Last night I was watching a season 7 Buffy episode. I seem to have the entire series on DVD. *AHEM*. Anyway, it was the one where this 15 year old precognitive girl knows she is going to die in a week. Which she does and it's all very sad. Of all the dumb things to set me off, an episode of Buffy the Vampire Slayer. It suddenly brought back the whole Angie thing and I had to fight to keep from crying at the end.

Does anyone except me and her parents think about her anymore? What a strange thing. To die at 14 years of age. I still find it difficult to comprehend. Frozen forever in the memories of her peers as a willowy, blond goth girl in her freshman year of high school. Just starting to become whoever she would have been. She was alive and then she just stopped being alive. Suddenly there was just not Angie any more and there never will be her again. Next week it will be 15 years.

Her mouth was soft. Her tits were small and her nipples hardened beneath my fingers when I felt them in the back of the auditorium during a school assembly. Her face was pale and a little sad.

There's a line from a song by Tom Waits; "Your eyes will die like fish and the shore of your face will turn to bone."

Angie's death was my first really shocking encounter with the brutal reality of death. I've never really gotten over it. A few years before that my great aunt Kaye had died. But that was different. Kaye was in her 70's and it seemed like her time. Her funeral was like a party. A big family reunion with everyone talking and reminiscing. Smiling more than crying. But you don't see that when a 14 year old girl dies. Nobody smiles. Nobody laughs.

I spent weeks alone in my room and in the attic after I got the phone call. I cried and listened to 'Shine on You Crazy Diamond' by Pink Floyd again and again.

All she had to do was put on a fucking seatbelt. Put on a fucking seatbelt and she would have walked away with a few bruises.

Hypnotized by the burned plastic car crash smell Angie finds herself staring at the shadows of smoke wafting through the headlight beams. Beams which point up at a strange angle from the ditch. Tinkle and crunch of shattered glass beneath her shoes. Heavy metal music still blasting from the stereo. She turns her head and exhales and sees her frozen breath in the cold September night air lit up by the headlights and then she suddenly knows that she is alive and has escaped something horrible and in the same moment she knows, just knows, that Dan and Amy are still slumped over in the front seats because they are dead. This has no real meaning to her at the moment. She is alive and she is cold and she is alone and it is all very loud and quiet all at the same time.

Had it happened that way, I would hardly ever think about her today. She would have wound up being one more girl in a string of girls who I dated or messed around with in junior high school. One day her name would pop into my head and I would Google her. What would I have found?
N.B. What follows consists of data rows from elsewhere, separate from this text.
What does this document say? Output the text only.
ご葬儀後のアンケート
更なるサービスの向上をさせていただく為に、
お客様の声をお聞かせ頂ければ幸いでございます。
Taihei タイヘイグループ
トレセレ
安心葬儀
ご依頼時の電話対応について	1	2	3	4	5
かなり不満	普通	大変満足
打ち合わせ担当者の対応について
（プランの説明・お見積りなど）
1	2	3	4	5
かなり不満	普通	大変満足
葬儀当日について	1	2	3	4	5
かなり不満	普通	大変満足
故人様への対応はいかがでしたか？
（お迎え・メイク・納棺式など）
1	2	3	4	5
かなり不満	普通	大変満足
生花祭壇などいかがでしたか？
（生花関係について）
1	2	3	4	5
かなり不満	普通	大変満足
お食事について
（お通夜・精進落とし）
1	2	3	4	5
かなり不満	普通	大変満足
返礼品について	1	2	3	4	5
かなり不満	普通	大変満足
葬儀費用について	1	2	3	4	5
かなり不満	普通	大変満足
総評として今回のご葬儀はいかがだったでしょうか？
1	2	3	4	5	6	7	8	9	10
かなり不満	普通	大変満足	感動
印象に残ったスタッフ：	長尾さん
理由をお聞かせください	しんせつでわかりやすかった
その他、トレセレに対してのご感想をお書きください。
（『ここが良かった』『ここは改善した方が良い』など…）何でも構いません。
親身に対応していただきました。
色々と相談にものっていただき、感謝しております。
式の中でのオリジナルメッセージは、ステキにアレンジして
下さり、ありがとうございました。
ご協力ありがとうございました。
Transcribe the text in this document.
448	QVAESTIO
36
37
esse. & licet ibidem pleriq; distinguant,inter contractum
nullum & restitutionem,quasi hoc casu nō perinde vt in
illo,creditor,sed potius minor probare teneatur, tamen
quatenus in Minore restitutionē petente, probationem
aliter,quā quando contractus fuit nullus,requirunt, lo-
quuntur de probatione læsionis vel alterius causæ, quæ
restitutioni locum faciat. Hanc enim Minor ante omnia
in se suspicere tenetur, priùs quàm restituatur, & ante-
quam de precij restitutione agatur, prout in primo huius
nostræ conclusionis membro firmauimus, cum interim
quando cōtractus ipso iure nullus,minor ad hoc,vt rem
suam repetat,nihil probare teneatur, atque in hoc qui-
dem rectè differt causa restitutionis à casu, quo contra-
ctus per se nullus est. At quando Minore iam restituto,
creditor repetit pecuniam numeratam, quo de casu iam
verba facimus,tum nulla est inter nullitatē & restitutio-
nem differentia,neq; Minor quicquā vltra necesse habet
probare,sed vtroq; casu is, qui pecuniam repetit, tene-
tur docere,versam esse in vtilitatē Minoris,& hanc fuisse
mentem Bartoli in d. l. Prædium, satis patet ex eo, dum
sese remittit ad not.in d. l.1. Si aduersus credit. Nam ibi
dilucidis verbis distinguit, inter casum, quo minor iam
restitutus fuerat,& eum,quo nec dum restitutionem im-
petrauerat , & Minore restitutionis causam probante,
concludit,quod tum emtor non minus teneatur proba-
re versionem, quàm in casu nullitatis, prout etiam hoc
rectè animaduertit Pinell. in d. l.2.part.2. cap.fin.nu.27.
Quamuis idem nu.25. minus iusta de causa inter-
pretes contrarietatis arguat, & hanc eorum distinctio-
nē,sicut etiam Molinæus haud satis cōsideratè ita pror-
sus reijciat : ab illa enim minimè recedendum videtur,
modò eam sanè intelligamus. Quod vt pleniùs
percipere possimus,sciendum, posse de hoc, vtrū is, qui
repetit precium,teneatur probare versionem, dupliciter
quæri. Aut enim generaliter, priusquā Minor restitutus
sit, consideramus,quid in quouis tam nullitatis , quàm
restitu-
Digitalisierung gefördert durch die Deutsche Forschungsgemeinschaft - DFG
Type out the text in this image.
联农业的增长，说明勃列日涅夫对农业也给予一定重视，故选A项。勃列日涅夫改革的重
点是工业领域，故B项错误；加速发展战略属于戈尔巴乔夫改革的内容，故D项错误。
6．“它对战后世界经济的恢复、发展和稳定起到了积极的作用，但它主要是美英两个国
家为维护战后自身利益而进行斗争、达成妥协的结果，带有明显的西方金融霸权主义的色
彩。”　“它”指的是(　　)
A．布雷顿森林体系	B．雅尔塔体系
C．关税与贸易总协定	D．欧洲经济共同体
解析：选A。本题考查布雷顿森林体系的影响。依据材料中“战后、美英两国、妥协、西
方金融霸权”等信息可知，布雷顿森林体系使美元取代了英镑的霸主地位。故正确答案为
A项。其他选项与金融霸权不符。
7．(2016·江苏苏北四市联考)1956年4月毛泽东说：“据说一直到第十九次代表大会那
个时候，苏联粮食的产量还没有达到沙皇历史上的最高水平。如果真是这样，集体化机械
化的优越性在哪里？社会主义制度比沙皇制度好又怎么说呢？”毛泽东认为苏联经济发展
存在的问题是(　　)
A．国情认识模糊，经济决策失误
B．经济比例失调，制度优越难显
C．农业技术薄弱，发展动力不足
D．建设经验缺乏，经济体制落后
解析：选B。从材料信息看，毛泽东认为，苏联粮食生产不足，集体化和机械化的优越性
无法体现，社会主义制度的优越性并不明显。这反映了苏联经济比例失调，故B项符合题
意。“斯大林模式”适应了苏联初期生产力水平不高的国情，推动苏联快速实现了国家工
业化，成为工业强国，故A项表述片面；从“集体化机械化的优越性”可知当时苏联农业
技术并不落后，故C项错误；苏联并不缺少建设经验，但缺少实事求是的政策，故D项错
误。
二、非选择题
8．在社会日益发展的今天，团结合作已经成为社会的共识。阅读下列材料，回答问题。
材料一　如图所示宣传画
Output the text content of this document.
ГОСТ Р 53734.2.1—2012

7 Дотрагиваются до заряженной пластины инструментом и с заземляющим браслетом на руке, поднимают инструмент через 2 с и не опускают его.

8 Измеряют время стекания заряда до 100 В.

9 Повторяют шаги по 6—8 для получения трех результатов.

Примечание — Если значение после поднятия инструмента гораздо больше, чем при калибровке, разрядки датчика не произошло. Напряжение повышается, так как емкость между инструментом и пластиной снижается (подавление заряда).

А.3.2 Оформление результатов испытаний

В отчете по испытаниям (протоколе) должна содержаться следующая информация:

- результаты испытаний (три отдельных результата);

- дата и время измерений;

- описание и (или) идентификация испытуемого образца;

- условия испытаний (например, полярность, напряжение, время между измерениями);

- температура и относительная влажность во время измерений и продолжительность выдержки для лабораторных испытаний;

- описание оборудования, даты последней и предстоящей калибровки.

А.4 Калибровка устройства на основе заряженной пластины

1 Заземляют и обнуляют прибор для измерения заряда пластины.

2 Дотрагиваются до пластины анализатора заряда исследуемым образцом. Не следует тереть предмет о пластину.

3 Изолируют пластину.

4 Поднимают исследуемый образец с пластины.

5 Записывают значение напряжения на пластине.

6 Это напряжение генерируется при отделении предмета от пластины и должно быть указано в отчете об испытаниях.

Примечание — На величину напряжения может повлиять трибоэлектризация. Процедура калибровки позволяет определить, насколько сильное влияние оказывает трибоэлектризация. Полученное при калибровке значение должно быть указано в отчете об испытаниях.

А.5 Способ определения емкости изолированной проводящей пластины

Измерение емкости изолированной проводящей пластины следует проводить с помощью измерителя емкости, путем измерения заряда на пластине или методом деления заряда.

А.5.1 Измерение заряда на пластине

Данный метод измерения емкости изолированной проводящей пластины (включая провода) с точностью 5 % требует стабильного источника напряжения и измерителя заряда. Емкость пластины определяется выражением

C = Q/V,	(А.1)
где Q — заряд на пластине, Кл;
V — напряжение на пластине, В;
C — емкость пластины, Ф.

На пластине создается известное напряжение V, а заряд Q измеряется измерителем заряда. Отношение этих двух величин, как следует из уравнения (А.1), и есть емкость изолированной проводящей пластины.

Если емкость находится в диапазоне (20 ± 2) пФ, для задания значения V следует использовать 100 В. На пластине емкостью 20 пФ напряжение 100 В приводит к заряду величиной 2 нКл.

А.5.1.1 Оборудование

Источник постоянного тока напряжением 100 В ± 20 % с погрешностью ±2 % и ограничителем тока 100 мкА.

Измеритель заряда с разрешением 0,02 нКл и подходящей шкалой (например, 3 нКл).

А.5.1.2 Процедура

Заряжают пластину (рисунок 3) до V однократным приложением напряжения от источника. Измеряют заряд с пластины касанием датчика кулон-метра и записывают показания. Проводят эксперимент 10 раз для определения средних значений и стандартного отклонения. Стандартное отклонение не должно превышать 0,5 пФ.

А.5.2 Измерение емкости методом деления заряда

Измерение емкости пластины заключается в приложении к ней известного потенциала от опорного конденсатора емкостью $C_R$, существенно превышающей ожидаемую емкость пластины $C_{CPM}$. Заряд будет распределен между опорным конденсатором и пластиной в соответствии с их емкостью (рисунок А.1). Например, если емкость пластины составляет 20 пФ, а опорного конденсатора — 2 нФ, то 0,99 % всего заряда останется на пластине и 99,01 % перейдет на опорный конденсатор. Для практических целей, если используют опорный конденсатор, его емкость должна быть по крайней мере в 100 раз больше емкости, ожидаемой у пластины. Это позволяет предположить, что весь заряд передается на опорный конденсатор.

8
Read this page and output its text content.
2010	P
We should look away from death. We should fight it. People who watch slasher movies or rubberneck at accident scenes have their heads up their asses. You can watch all of the C list starlets you want being spattered with fake blood and you will never have a clue of what it all really is. Not unless she was yours. A young woman and then not a young woman. A pale face with big, sparkling blue eyes and then a shore of bone in the dark under the ground. There is nothing in the world that is worse than the death of the young.